George Orwell's Books v. cigarettes is a recent volume in Penguin's "Great Ideas" series. I'm a fan of Orwell's essays and, between the eye-catching title and the old-style Penguin cover design, I couldn't resist this slim volume of them. It contains a couple of my favourites, including "Confessions of a Book Reviewer," which I've quoted from here in past posts, and some I'd never read before, such as the title essay, "Books v. cigarettes." In the latter, Orwell sets out to prove that the buying and reading of books is not "an expensive hobby" that is "beyond the reach of the average person." I don't think it will ruin the suspense to tell you that he succeeds, and that he makes many entertaining observations along the way. Here's a snippet:
It is difficult to establish any relationship between the price of books and the value one gets out of them. 'Books' includes novels, poetry, textbooks, works of reference, sociological treatises and much else, and length and price do not correspond to one another, especially if one habitually buys books second-hand. You may spend ten shillings on a poem of 500 lines, and you may spend sixpence on a dictionary which you consult at odd moments over a period of twenty years. There are books that one reads over and over again, books that become part of the furniture of one's mind and alter one's whole attitude to life, books that one dips into but never reads through, books that one reads at a single sitting and forgets a week later: and the cost in terms of money, may be the same in each case.

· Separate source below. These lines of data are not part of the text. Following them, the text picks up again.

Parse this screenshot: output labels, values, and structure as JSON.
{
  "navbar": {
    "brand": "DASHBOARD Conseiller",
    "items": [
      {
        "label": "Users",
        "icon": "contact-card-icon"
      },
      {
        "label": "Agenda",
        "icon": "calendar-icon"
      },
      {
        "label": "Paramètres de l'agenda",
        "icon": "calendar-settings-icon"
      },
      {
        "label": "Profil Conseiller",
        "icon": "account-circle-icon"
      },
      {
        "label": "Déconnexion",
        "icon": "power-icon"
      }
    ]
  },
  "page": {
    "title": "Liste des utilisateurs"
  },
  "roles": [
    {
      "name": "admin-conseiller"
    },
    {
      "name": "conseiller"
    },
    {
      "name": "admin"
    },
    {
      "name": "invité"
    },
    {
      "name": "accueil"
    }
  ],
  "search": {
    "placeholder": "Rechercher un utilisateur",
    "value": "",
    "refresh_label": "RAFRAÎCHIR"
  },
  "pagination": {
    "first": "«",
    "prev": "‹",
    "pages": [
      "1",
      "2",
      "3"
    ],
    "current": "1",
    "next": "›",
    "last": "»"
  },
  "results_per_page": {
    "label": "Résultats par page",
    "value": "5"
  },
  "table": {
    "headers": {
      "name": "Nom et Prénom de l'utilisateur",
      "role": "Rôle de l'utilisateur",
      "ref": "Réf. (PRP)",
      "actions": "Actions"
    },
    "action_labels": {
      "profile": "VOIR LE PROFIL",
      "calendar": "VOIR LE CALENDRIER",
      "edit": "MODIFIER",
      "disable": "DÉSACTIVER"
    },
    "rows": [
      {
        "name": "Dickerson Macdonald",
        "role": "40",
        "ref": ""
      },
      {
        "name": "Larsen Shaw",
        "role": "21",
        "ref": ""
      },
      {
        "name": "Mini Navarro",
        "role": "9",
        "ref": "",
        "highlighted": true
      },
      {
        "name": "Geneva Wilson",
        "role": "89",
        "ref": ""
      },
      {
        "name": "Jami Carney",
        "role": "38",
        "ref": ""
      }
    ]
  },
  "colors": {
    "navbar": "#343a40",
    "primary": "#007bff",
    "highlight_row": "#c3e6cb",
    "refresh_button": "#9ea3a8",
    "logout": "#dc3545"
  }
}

That final bit would make a fine meme don't you think? List: 1. A book you read over and over again; 2. A book that has become part of the furniture of your mind and has altered your whole attitude to life; 3. A book that you dip into but never read through; and, 4. A book that you read at a single sitting and forgot a week later. I'll have to think a bit on which book or books I'd list under each category. In the meantime though, I recommend Orwell's Books v. cigarettes as a book for dipping into and reading all the way through (and I note that at $9.99 Canadian, it doesn't cost much more than a pack of cigarettes!).